The five, who are not on the IDF's wanted list themselves, told their interrogators that many of the wanted men in the church would also like to give themselves up, but are under pressure not to do so both from the leaders of the group and from senior Palestinian Authority officials.
Manasra, an unemployed resident of the nearby Deheisheh refugee camp, said he had been shopping for groceries in the Bethlehem market about 15 days ago when he suddenly heard a series of explosions and saw people fleeing into the church. He therefore did the same. Inside, he said, members of the Palestinian Authority's security services had sent all the younger civilians into the cellar.
"They treated us strictly, and we even had ask for permission to go to the bathroom," he said. "We were allowed to be in the bathroom for only five minutes." He said a member of Force 17, PA Chairman Yasser Arafat's presidential guard, had stood watch over the youngsters with a rifle and had ensured that they remained seated in their places all day. He said that the people in the cellar had spent most of their time sleeping.
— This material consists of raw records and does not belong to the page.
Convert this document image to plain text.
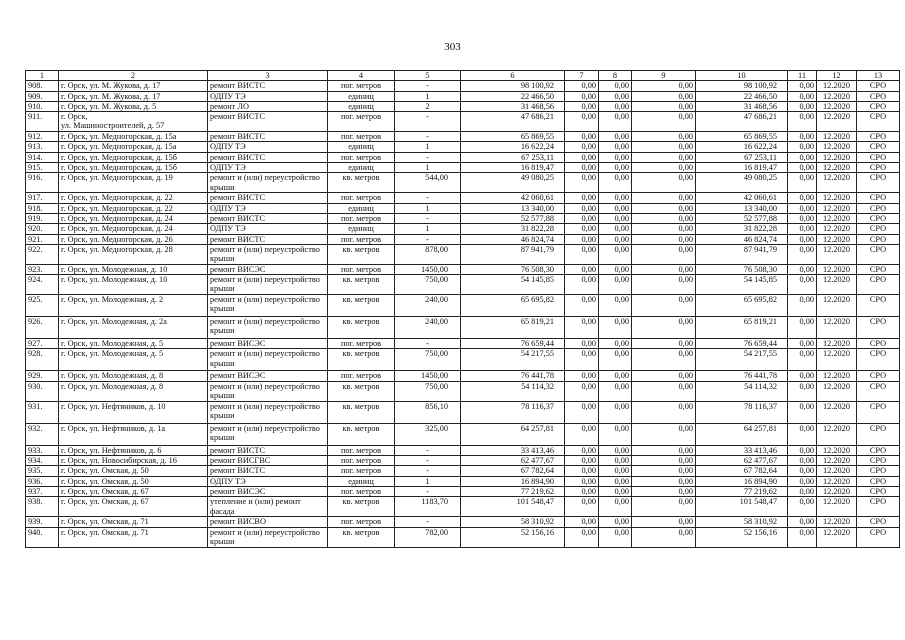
303
1	2	3	4	5	6	7	8	9	10	11	12	13
908.	г. Орск, ул. М. Жукова, д. 17	ремонт ВИСТС	пог. метров	-	98 100,92	0,00	0,00	0,00	98 100,92	0,00	12.2020	СРО
909.	г. Орск, ул. М. Жукова, д. 17	ОДПУ ТЭ	единиц	1	22 466,50	0,00	0,00	0,00	22 466,50	0,00	12.2020	СРО
910.	г. Орск, ул. М. Жукова, д. 5	ремонт ЛО	единиц	2	31 468,56	0,00	0,00	0,00	31 468,56	0,00	12.2020	СРО
911.	г. Орск,
ул. Машиностроителей, д. 57	ремонт ВИСТС	пог. метров	-	47 686,21	0,00	0,00	0,00	47 686,21	0,00	12.2020	СРО
912.	г. Орск, ул. Медногорская, д. 15а	ремонт ВИСТС	пог. метров	-	65 869,55	0,00	0,00	0,00	65 869,55	0,00	12.2020	СРО
913.	г. Орск, ул. Медногорская, д. 15а	ОДПУ ТЭ	единиц	1	16 622,24	0,00	0,00	0,00	16 622,24	0,00	12.2020	СРО
914.	г. Орск, ул. Медногорская, д. 15б	ремонт ВИСТС	пог. метров	-	67 253,11	0,00	0,00	0,00	67 253,11	0,00	12.2020	СРО
915.	г. Орск, ул. Медногорская, д. 15б	ОДПУ ТЭ	единиц	1	16 819,47	0,00	0,00	0,00	16 819,47	0,00	12.2020	СРО
916.	г. Орск, ул. Медногорская, д. 19	ремонт и (или) переустройство крыши	кв. метров	544,00	49 080,25	0,00	0,00	0,00	49 080,25	0,00	12.2020	СРО
917.	г. Орск, ул. Медногорская, д. 22	ремонт ВИСТС	пог. метров	-	42 060,61	0,00	0,00	0,00	42 060,61	0,00	12.2020	СРО
918.	г. Орск, ул. Медногорская, д. 22	ОДПУ ТЭ	единиц	1	13 340,00	0,00	0,00	0,00	13 340,00	0,00	12.2020	СРО
919.	г. Орск, ул. Медногорская, д. 24	ремонт ВИСТС	пог. метров	-	52 577,88	0,00	0,00	0,00	52 577,88	0,00	12.2020	СРО
920.	г. Орск, ул. Медногорская, д. 24	ОДПУ ТЭ	единиц	1	31 822,28	0,00	0,00	0,00	31 822,28	0,00	12.2020	СРО
921.	г. Орск, ул. Медногорская, д. 26	ремонт ВИСТС	пог. метров	-	46 824,74	0,00	0,00	0,00	46 824,74	0,00	12.2020	СРО
922.	г. Орск, ул. Медногорская, д. 28	ремонт и (или) переустройство крыши	кв. метров	878,00	87 941,79	0,00	0,00	0,00	87 941,79	0,00	12.2020	СРО
923.	г. Орск, ул. Молодежная, д. 10	ремонт ВИСЭС	пог. метров	1450,00	76 508,30	0,00	0,00	0,00	76 508,30	0,00	12.2020	СРО
924.	г. Орск, ул. Молодежная, д. 10	ремонт и (или) переустройство крыши	кв. метров	750,00	54 145,85	0,00	0,00	0,00	54 145,85	0,00	12.2020	СРО
925.	г. Орск, ул. Молодежная, д. 2	ремонт и (или) переустройство крыши	кв. метров	240,00	65 695,82	0,00	0,00	0,00	65 695,82	0,00	12.2020	СРО
926.	г. Орск, ул. Молодежная, д. 2а	ремонт и (или) переустройство крыши	кв. метров	240,00	65 819,21	0,00	0,00	0,00	65 819,21	0,00	12.2020	СРО
927.	г. Орск, ул. Молодежная, д. 5	ремонт ВИСЭС	пог. метров	-	76 659,44	0,00	0,00	0,00	76 659,44	0,00	12.2020	СРО
928.	г. Орск, ул. Молодежная, д. 5	ремонт и (или) переустройство крыши	кв. метров	750,00	54 217,55	0,00	0,00	0,00	54 217,55	0,00	12.2020	СРО
929.	г. Орск, ул. Молодежная, д. 8	ремонт ВИСЭС	пог. метров	1450,00	76 441,78	0,00	0,00	0,00	76 441,78	0,00	12.2020	СРО
930.	г. Орск, ул. Молодежная, д. 8	ремонт и (или) переустройство крыши	кв. метров	750,00	54 114,32	0,00	0,00	0,00	54 114,32	0,00	12.2020	СРО
931.	г. Орск, ул. Нефтяников, д. 10	ремонт и (или) переустройство крыши	кв. метров	856,10	78 116,37	0,00	0,00	0,00	78 116,37	0,00	12.2020	СРО
932.	г. Орск, ул. Нефтяников, д. 1а	ремонт и (или) переустройство крыши	кв. метров	325,00	64 257,81	0,00	0,00	0,00	64 257,81	0,00	12.2020	СРО
933.	г. Орск, ул. Нефтяников, д. 6	ремонт ВИСТС	пог. метров	-	33 413,46	0,00	0,00	0,00	33 413,46	0,00	12.2020	СРО
934.	г. Орск, ул. Новосибирская, д. 16	ремонт ВИСГВС	пог. метров	-	62 477,67	0,00	0,00	0,00	62 477,67	0,00	12.2020	СРО
935.	г. Орск, ул. Омская, д. 50	ремонт ВИСТС	пог. метров	-	67 782,64	0,00	0,00	0,00	67 782,64	0,00	12.2020	СРО
936.	г. Орск, ул. Омская, д. 50	ОДПУ ТЭ	единиц	1	16 894,90	0,00	0,00	0,00	16 894,90	0,00	12.2020	СРО
937.	г. Орск, ул. Омская, д. 67	ремонт ВИСЭС	пог. метров	-	77 219,62	0,00	0,00	0,00	77 219,62	0,00	12.2020	СРО
938.	г. Орск, ул. Омская, д. 67	утепление и (или) ремонт фасада	кв. метров	1183,70	101 548,47	0,00	0,00	0,00	101 548,47	0,00	12.2020	СРО
939.	г. Орск, ул. Омская, д. 71	ремонт ВИСВО	пог. метров	-	58 310,92	0,00	0,00	0,00	58 310,92	0,00	12.2020	СРО
940.	г. Орск, ул. Омская, д. 71	ремонт и (или) переустройство крыши	кв. метров	782,00	52 156,16	0,00	0,00	0,00	52 156,16	0,00	12.2020	СРО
Manasra said he did not know why they had been kept confined to the cellar, but assumed it had been either for their own protection or to keep them from getting in the fighters' way. He estimated that in addition to the 50 youths, some 200 armed men were inside the church. He claimed that even among the fighters, morale was very low. He said he believed that they were also short of food, even though he and his comrades had smelled things cooking in the rooms occupied by the gunmen.
Despite the growing tensions between the gunmen and the civilians and among the wanted men themselves, IDF Chief of Staff Shaul Mofaz said yesterday that the standoff at the church could last for as long as another two weeks.
Meanwhile, several hundred Israeli Arabs, led by the heads of the Christian churches in Israel, demonstrated yesterday at the military roadblock north of Bethlehem against the IDF siege of the Church of the Nativity. The demonstration passed quietly and dispersed after about an hour.
A catastrophe for Christianity
"With two Muslim bodies inside the Church of the Nativity, Christianity could be facing an absolute disaster in Bethlehem," said Cannon Andrew White, the special representative of the Archbishop of Canterbury in the Middle East. "It would be catastrophic if two Muslim martyrs were buried in the church. It could lead to a situation like that in Nazareth," he said.
White said the issue of removing the two bodies from the church was of primary concern to religious representatives of all three parties involved in the stalemate around the church. However, he said that after intensive mediation efforts, plans to temporarily bury the bodies inside the basilica had been abandoned, but that no progress had been made in formulating a plan to bring the bodies outside the church.
"We are concerned with two primary issues here," said White. "The first is the violation of the holy places. The second is humanitarian needs, even for those who have already violated the sacred places of Christianity by bringing weapons into the church," he said. "Holy places have always been a place of refuge, but not for those bringing in weapons."